Cubans are asking who their neighbors are as they digest the news that the US has brought criminal charges against Cuba’s 94-year-old former president, Raúl Castro. For the first time, US military strikes on the island are being considered a serious possibility.

Anger in Havana Over US Threats

There is anger at Washington from a population that had previously lost its faith in its own government. “How dare they?” said a teacher in Havana, who was considering attending a march against the indictment on Friday morning. “I’d never normally go to something like that, but it’s despicable. Who are they to threaten us in such a way?”

The incident core to the US indictment of Castro involves the shooting down of two unarmed Cessna planes by Cuban fighter jets in 1996. Four people died in the incident, which was seen at the time as an atrocity and a terrible strategic error.

Historical Context and Diplomatic Tensions

What is less remembered is that it wasn’t a surprise. Eloy Gutiérrez Menoyo, a first rebel leader to enter Havana under Fidel Castro but by then living in exile, told a reporter: “Everybody here knew something was going to happen to the planes.”

Brothers to the Rescue, a group founded by Bay of Pigs veteran José Basulto, originally aimed to spot Cuban refugees trying to reach the United States. By the mid-90s, it had turned to provocation by buzzing Cuba and dropping leaflets. According to the book Back Channel to Cuba by William LeoGrande and Peter Kornbluh, Fidel Castro himself said the US would never tolerate such actions over its own capital.

Their most provocative act in 1995 came on July 13, when Basulto’s Cessna Skymaster buzzed Havana, raining down thousands of religious medallions and leaflets reading “Brothers, Not Comrades.” Despite pleas from the Cuban government, the US continued to tolerate the flights. Eventually, the Cuban leadership snapped. “Fidel was trying to find a diplomatic solution, he had sent several messages to Bill Clinton saying, ‘You have to stop this, we cannot stand it,’” said Carlos Alzugaray, who was Cuba’s ambassador to Brussels at the time.
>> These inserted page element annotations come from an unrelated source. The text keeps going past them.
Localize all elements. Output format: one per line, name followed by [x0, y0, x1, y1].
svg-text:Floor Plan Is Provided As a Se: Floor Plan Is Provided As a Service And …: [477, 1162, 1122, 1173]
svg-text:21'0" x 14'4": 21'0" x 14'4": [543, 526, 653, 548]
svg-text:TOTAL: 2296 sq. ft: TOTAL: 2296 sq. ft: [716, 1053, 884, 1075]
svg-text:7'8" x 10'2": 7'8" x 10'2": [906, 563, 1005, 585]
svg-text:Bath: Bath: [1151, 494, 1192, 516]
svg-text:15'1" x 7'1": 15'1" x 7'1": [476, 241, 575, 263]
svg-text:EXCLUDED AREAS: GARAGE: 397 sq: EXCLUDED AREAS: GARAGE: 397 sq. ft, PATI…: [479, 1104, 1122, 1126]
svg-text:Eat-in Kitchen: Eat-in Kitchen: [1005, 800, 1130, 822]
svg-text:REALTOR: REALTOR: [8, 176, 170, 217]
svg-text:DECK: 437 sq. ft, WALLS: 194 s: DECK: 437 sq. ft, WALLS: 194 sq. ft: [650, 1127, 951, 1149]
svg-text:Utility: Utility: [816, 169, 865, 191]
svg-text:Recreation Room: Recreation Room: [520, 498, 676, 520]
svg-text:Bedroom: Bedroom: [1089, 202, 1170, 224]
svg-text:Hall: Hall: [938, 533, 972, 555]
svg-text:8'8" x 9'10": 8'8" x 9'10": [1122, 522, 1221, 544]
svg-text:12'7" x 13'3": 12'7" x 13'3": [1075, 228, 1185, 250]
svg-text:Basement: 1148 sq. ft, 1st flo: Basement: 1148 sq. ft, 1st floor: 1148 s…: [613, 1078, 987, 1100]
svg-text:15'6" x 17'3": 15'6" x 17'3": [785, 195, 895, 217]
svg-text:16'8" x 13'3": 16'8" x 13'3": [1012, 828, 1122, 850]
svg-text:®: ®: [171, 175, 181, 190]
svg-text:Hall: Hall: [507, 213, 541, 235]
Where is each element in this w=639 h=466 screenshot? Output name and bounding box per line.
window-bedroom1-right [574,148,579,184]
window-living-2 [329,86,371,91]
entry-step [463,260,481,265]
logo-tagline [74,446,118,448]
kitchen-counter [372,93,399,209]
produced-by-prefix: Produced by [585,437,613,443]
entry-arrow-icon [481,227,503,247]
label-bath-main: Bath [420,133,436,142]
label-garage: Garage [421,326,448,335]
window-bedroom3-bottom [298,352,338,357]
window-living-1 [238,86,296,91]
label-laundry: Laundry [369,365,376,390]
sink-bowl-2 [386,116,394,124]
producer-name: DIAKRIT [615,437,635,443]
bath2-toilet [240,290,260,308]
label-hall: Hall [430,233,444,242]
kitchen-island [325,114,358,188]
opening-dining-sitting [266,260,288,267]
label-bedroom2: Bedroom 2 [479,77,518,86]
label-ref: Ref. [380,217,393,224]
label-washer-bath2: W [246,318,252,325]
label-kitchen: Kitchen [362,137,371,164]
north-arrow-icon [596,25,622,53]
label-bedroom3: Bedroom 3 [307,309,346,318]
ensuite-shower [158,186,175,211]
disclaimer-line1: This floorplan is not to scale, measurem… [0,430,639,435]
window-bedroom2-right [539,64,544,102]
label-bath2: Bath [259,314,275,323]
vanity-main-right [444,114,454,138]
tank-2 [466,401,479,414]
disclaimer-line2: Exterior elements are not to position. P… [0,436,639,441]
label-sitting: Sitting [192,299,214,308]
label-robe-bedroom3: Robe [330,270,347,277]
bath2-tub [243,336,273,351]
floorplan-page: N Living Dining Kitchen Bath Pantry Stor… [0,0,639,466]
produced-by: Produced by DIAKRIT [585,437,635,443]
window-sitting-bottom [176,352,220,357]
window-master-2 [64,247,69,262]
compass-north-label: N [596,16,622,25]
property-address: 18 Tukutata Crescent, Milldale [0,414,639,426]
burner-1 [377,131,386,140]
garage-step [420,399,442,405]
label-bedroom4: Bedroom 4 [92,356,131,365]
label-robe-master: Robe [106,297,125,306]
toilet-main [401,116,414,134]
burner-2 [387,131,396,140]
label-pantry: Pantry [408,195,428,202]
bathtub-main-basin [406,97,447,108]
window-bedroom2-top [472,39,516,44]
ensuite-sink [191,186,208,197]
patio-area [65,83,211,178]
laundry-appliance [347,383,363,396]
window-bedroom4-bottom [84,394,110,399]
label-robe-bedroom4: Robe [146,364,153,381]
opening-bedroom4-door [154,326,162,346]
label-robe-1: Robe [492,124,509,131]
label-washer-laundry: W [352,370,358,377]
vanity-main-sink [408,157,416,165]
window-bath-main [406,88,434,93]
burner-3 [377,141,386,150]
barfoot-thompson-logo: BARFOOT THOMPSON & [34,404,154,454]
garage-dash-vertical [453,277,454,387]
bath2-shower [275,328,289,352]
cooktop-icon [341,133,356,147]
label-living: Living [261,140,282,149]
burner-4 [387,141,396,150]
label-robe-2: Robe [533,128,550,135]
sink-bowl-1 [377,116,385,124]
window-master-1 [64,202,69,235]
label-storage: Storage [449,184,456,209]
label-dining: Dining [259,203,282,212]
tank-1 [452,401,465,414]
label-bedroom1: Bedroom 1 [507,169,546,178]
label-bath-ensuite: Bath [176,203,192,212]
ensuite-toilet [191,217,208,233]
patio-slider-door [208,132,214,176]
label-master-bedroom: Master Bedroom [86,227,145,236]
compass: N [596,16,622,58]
Current Pressures and US Indictment

The pressure the Cuban government is facing now is greater than it was in the past. The recent indictment followed weeks in which surveillance aircraft have circled the island, suspect intelligence reports have suggested that Cuba has drones and poses a threat to the US, the CIA director landed in Havana to tell Cuban officials to stop cozying up to Russia and China, and the aircraft carrier group Nimitz entered the Caribbean.

In a speech directed to the Cuban people, Marco Rubio, the Cuban American US secretary of state, said: “You, who call the island your home, are going through unimaginable hardships. Today I want to tell you what we, in the US, are offering to help you not only alleviate the current crisis, but also to build a better future.” He blamed the Cuban government for the 22-hour blackouts Cubans are enduring, despite the four-month US oil blockade and nearly 70-year embargo.

Rubio also addressed Cuban concerns about the proportion of the economy controlled by the Cuban military. “They buy fuel for their generators and their vehicles while the people are asked to sacrifice,” he said. It was widely seen in Cuba as a clever and well-informed speech. Recently, Rubio had offered Cuba $100m in aid, which on Thursday he said had been accepted, but he did not confirm whether Washington would agree to Havana’s terms.

Alongside such efforts to make Cuba dependent, US sanctions have been effective in driving out non-US businesses operating in Cuba. On Thursday, World2Fly, a Spanish charter airline, joined the many others that have stopped flying to the island.

Donald Trump has repeatedly made clear he wants to “free” Cuba for his Cuban American friends in Miami. Concerns that this will involve creating an American protectorate were not helped by a Bloomberg report on Wednesday that revealed the Canadian nickel miner Sherritt, a major force in the Cuban economy, is in talks with Ray Washburne, a former Trump adviser, to hand over a controlling stake.

“I think this is a pretty good introductory course to the sort of barefaced corruption that would accompany any sort of US control over Cuba,” said a European businessman who works in Cuba. It was such overweening US control that originally led to the Cuban revolution.

Perhaps the most inevitable part of the story is that one of the Cuban MiG pilots alleged to be involved in shooting down the planes arrived in the US in 2024 as part of a wave of immigration that has seen Cuba lose 20% of its population since 2021. Luis González-Pardo Rodríguez, already facing charges of immigration fraud, was indicted on Wednesday alongside Raúl Castro.

“The indictments should have happened—not in the US, but in a post-Castro Cuba. All these crimes—including many we don’t know about—will come out and it should be for the Cuban people to decide whether there are trials or a process of reconciliation and forgiveness,” said Manuel Barcia, a Cuban who is now pro-vice-chancellor at the University of Bath.

Whether the US will now try to abduct Castro, as it did Nicolás Maduro from Venezuela, remains to be seen. “How far do they want to go with this?” asked the former ambassador Carlos Alzugaray. “Are they really going to come in and abduct a 94-year-old guy?”